The results from our studies, and other parallel studies by the same researchers, have just been submitted for scientific journals for peer review. It is only appropriate that the results are released in this way, after rigorous scrutiny by the scientific community (in so far as peer review is ever rigorous). But those results, when made public, will only add to the concern being expressed about BPA. There may not yet be a conclusive answer as to the safety of BPA, but it is already time to ask just how much evidence will be needed before it is time to act to reduce our exposure. Do we need to prove beyond all doubt that it is harmful, or will a “balance of probabilities” verdict suffice?

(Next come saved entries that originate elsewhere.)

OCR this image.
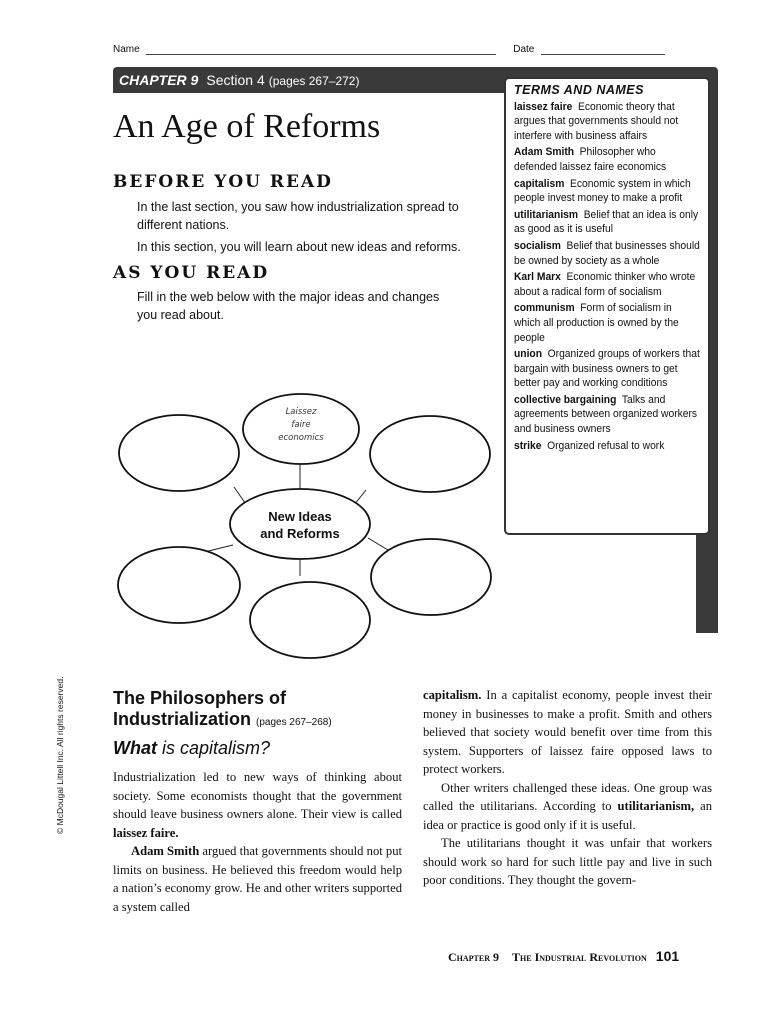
Name	Date
CHAPTER 9 Section 4 (pages 267–272)
TERMS AND NAMES
laissez faire Economic theory that argues that governments should not interfere with business affairs
Adam Smith Philosopher who defended laissez faire economics
capitalism Economic system in which people invest money to make a profit
utilitarianism Belief that an idea is only as good as it is useful
socialism Belief that businesses should be owned by society as a whole
Karl Marx Economic thinker who wrote about a radical form of socialism
communism Form of socialism in which all production is owned by the people
union Organized groups of workers that bargain with business owners to get better pay and working conditions
collective bargaining Talks and agreements between organized workers and business owners
strike Organized refusal to work
An Age of Reforms
BEFORE YOU READ
In the last section, you saw how industrialization spread to
different nations.
In this section, you will learn about new ideas and reforms.
AS YOU READ
Fill in the web below with the major ideas and changes
you read about.
New Ideas
and Reforms
Laissez
faire
economics
© McDougal Littell Inc. All rights reserved.	The Philosophers of
Industrialization (pages 267–268)
What is capitalism?

Industrialization led to new ways of thinking about society. Some economists thought that the government should leave business owners alone. Their view is called laissez faire.

Adam Smith argued that governments should not put limits on business. He believed this freedom would help a nation’s economy grow. He and other writers supported a system called

capitalism. In a capitalist economy, people invest their money in businesses to make a profit. Smith and others believed that society would benefit over time from this system. Supporters of laissez faire opposed laws to protect workers.

Other writers challenged these ideas. One group was called the utilitarians. According to utilitarianism, an idea or practice is good only if it is useful.

The utilitarians thought it was unfair that workers should work so hard for such little pay and live in such poor conditions. They thought the govern-

Chapter 9 The Industrial Revolution 101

This is more a question of public policy than epidemiology. A previous government was willing to ban beef on the bone when the evidence of risk to the population from that route was negligible. Society needs to make some clear and consistent decisions when to act. Ban passive smoking, allow cigarettes and alcohol, ban cannabis, allow BPA contamination but ban T-bone steaks. Sometimes it seems like the decisions made to protect us have very little to do with the evidence at all.
What this study definitely has done, however, is expand still further the range of questions that have been investigated using our biomarker platforms. Biomarkers may find the bulk of their applications in disease diagnostics and in clinical trials of new therapeutics, but the work on BPA proves that they are also very well suited to complex epidemiological investigations. Biomarkers, it seems, can do almost everything – except inform the decision about what measures to take in response to the knowledge gained. Sadly, the politicians are not very good at that either.